The month of July saw the volumes of debit card transactions not just exceed those using credit cards, but achieve a gap of a more than a million rupees.


Like all over the world, debit cards continue to gain popularity. Where people are getting frugal with their finances due to past experiences of 2008-09 global recession and have started spending more of their money through debit cards rather than paying interest on every payment they make via credit card.

According to Emirates 24|7, card payment service providers such as MasterCard and Visa, along with the banks in the UAE have noted the new economic trend.

Dr. Alexander von Pock, Manager of Financial Services, AT Kearney Middle East said in terms of the growth of the transactions value, debit cards have really outgrown in the UAE by a large margin.

According to Master and Visa’s monthly review that ended March 31, 2011, both companies have confirmed payments via debit cards in the UAE grew more then 8% as compared to last year while other GCC countries confirmed 19.4 per cent rise in the usage of debit card.

Mr. Eyad Al- Kourdi, Country Manager & Vice President , Oman, Qatar and UAE, Southern Gulf, MasterCard explained: “At the moment, debit cards are working as payment cards that combine together all the uses of an ATM card, for example instant access to banking transactions and cash, with the added convenience of shopping at millions of merchant locations worldwide.”

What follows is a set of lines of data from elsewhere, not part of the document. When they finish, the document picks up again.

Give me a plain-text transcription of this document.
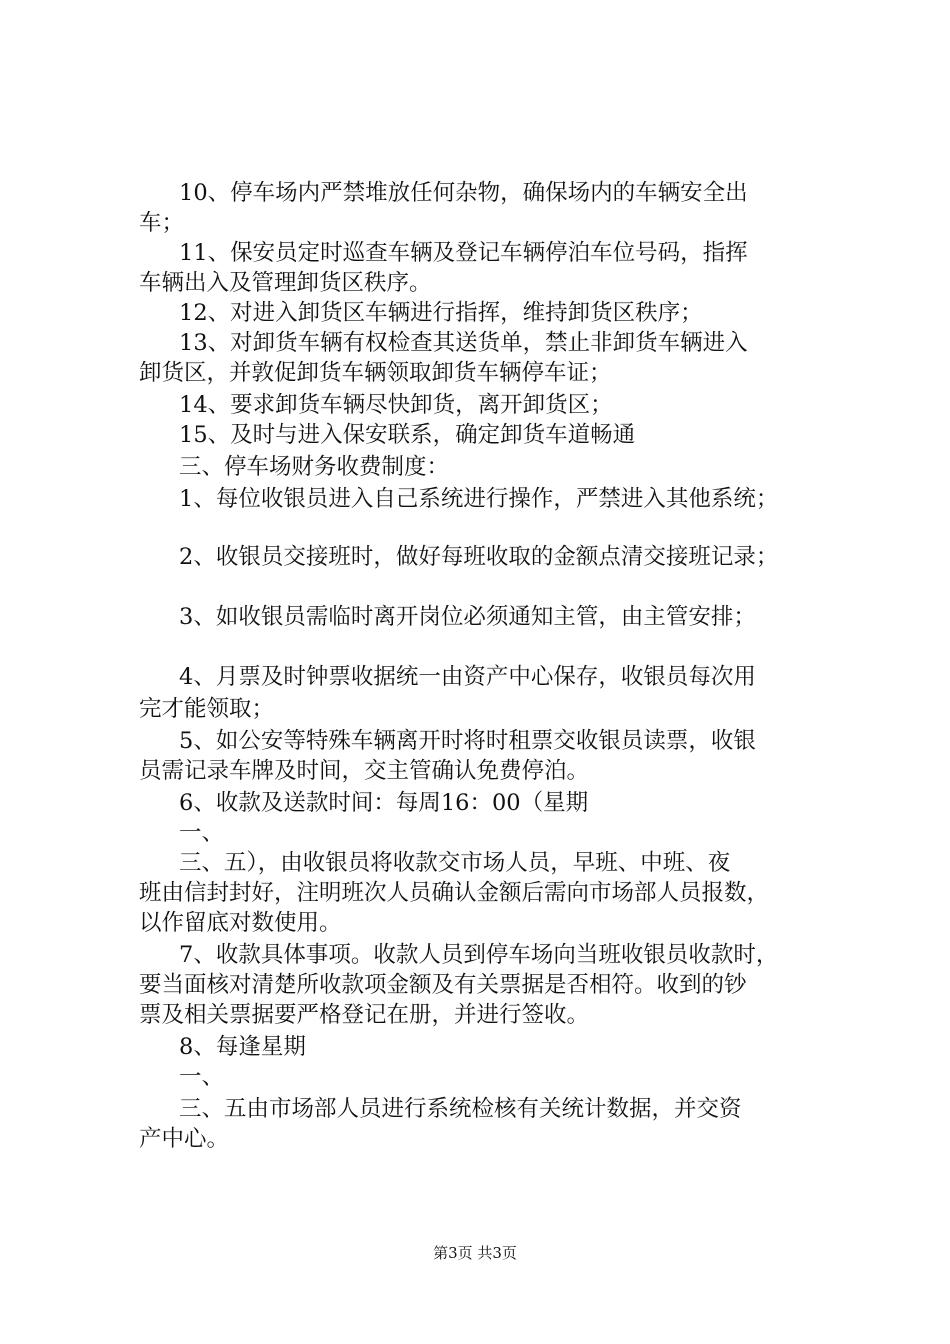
10、停车场内严禁堆放任何杂物，确保场内的车辆安全出
车；
11、保安员定时巡查车辆及登记车辆停泊车位号码，指挥
车辆出入及管理卸货区秩序。
12、对进入卸货区车辆进行指挥，维持卸货区秩序；
13、对卸货车辆有权检查其送货单，禁止非卸货车辆进入
卸货区，并敦促卸货车辆领取卸货车辆停车证；
14、要求卸货车辆尽快卸货，离开卸货区；
15、及时与进入保安联系，确定卸货车道畅通
三、停车场财务收费制度：
1、每位收银员进入自己系统进行操作，严禁进入其他系统；
2、收银员交接班时，做好每班收取的金额点清交接班记录；
3、如收银员需临时离开岗位必须通知主管，由主管安排；
4、月票及时钟票收据统一由资产中心保存，收银员每次用
完才能领取；
5、如公安等特殊车辆离开时将时租票交收银员读票，收银
员需记录车牌及时间，交主管确认免费停泊。
6、收款及送款时间：每周16：00（星期
一、
三、五），由收银员将收款交市场人员，早班、中班、夜
班由信封封好，注明班次人员确认金额后需向市场部人员报数，
以作留底对数使用。
7、收款具体事项。收款人员到停车场向当班收银员收款时，
要当面核对清楚所收款项金额及有关票据是否相符。收到的钞
票及相关票据要严格登记在册，并进行签收。
8、每逢星期
一、
三、五由市场部人员进行系统检核有关统计数据，并交资
产中心。
第3页 共3页
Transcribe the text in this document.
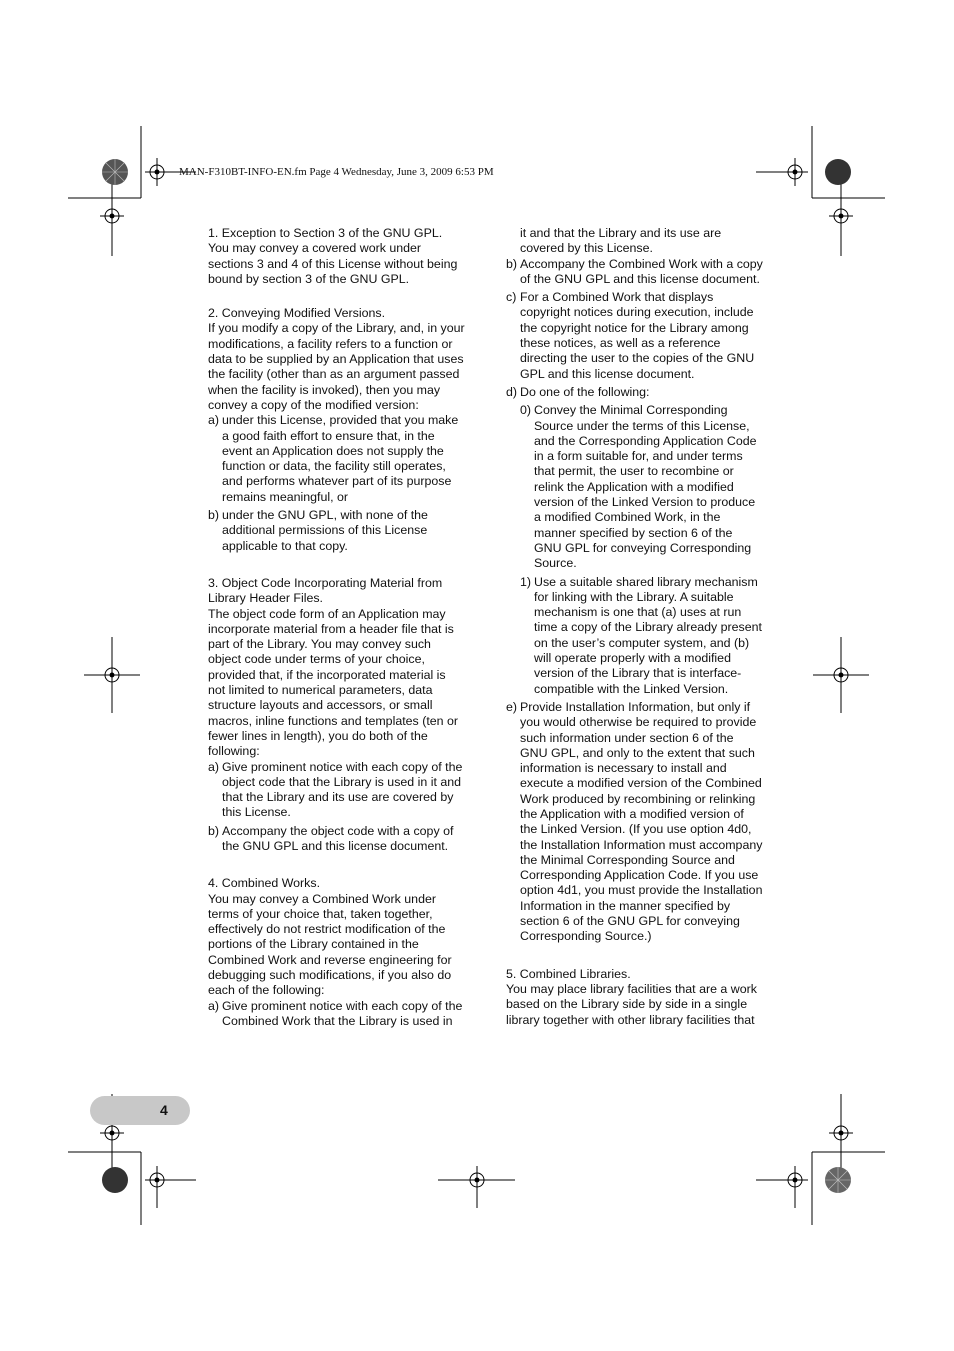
MAN-F310BT-INFO-EN.fm Page 4 Wednesday, June 3, 2009 6:53 PM

1. Exception to Section 3 of the GNU GPL.

You may convey a covered work under sections 3 and 4 of this License without being bound by section 3 of the GNU GPL.

2. Conveying Modified Versions.

If you modify a copy of the Library, and, in your modifications, a facility refers to a function or data to be supplied by an Application that uses the facility (other than as an argument passed when the facility is invoked), then you may convey a copy of the modified version:

a) under this License, provided that you make a good faith effort to ensure that, in the event an Application does not supply the function or data, the facility still operates, and performs whatever part of its purpose remains meaningful, or
b) under the GNU GPL, with none of the additional permissions of this License applicable to that copy.

3. Object Code Incorporating Material from Library Header Files.

The object code form of an Application may incorporate material from a header file that is part of the Library. You may convey such object code under terms of your choice, provided that, if the incorporated material is not limited to numerical parameters, data structure layouts and accessors, or small macros, inline functions and templates (ten or fewer lines in length), you do both of the following:

a) Give prominent notice with each copy of the object code that the Library is used in it and that the Library and its use are covered by this License.
b) Accompany the object code with a copy of the GNU GPL and this license document.

4. Combined Works.

You may convey a Combined Work under terms of your choice that, taken together, effectively do not restrict modification of the portions of the Library contained in the Combined Work and reverse engineering for debugging such modifications, if you also do each of the following:

a) Give prominent notice with each copy of the Combined Work that the Library is used in

it and that the Library and its use are covered by this License.

b) Accompany the Combined Work with a copy of the GNU GPL and this license document.
c) For a Combined Work that displays copyright notices during execution, include the copyright notice for the Library among these notices, as well as a reference directing the user to the copies of the GNU GPL and this license document.
d) Do one of the following:
0) Convey the Minimal Corresponding Source under the terms of this License, and the Corresponding Application Code in a form suitable for, and under terms that permit, the user to recombine or relink the Application with a modified version of the Linked Version to produce a modified Combined Work, in the manner specified by section 6 of the GNU GPL for conveying Corresponding Source.
1) Use a suitable shared library mechanism for linking with the Library. A suitable mechanism is one that (a) uses at run time a copy of the Library already present on the user’s computer system, and (b) will operate properly with a modified version of the Library that is interface-compatible with the Linked Version.
e) Provide Installation Information, but only if you would otherwise be required to provide such information under section 6 of the GNU GPL, and only to the extent that such information is necessary to install and execute a modified version of the Combined Work produced by recombining or relinking the Application with a modified version of the Linked Version. (If you use option 4d0, the Installation Information must accompany the Minimal Corresponding Source and Corresponding Application Code. If you use option 4d1, you must provide the Installation Information in the manner specified by section 6 of the GNU GPL for conveying Corresponding Source.)

5. Combined Libraries.

You may place library facilities that are a work based on the Library side by side in a single library together with other library facilities that

4
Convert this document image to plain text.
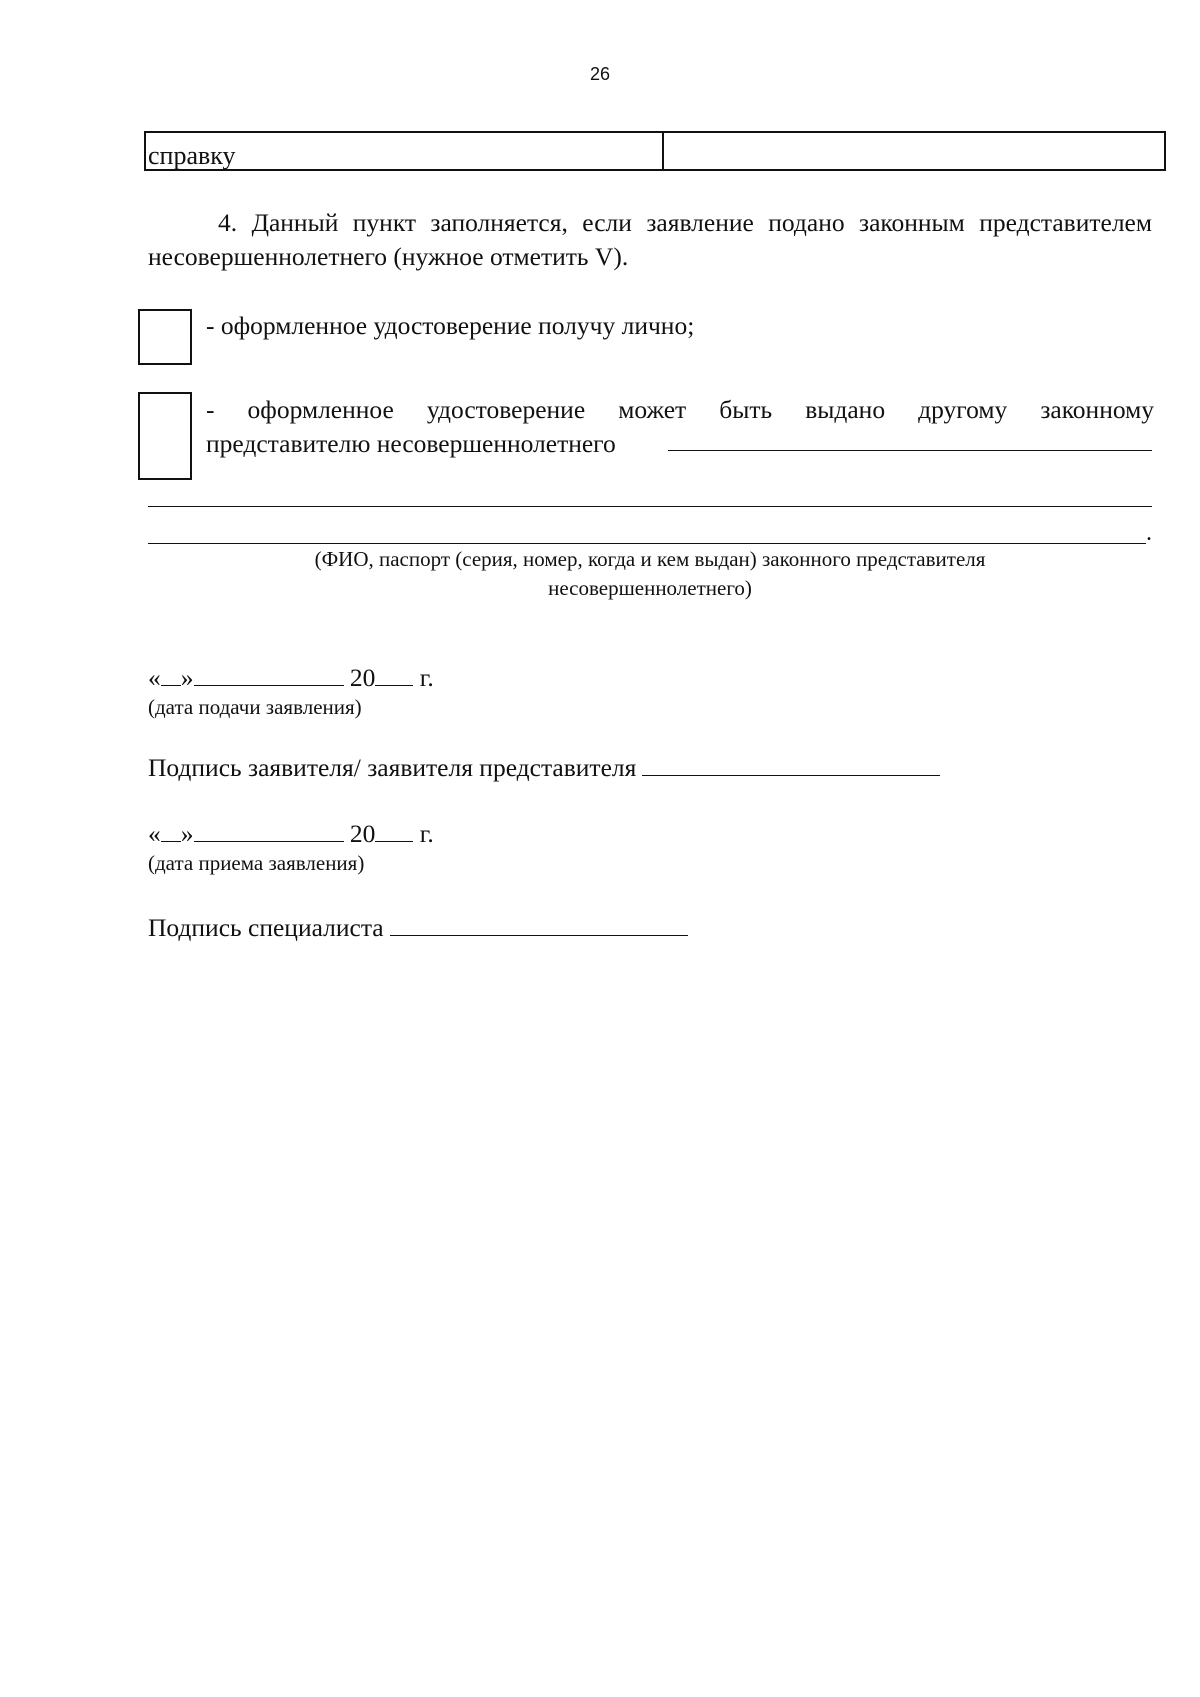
26
справку
4. Данный пункт заполняется, если заявление подано законным представителем несовершеннолетнего (нужное отметить V).
- оформленное удостоверение получу лично;
- оформленное удостоверение может быть выдано другому законному
представителю несовершеннолетнего
.
(ФИО, паспорт (серия, номер, когда и кем выдан) законного представителя
несовершеннолетнего)
« »	20 г.
(дата подачи заявления)
Подпись заявителя/ заявителя представителя
« »	20 г.
(дата приема заявления)
Подпись специалиста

While expanding debit card usage is increasing bank profitability, debit cards are also helping maintain higher average balances. They are contributing not only to higher bank revenues (increased net interest margin) but also to lower average costs (cheques and ATM withdrawals) and additional revenues (debit interchange).

If banks can assure customers to switch their mode by increasing their use of debit cards at the time/point of sale rather than using cash, they will definitely witness a direct rise in earnings through increased fees achieved by the incremental net interest income and transactions.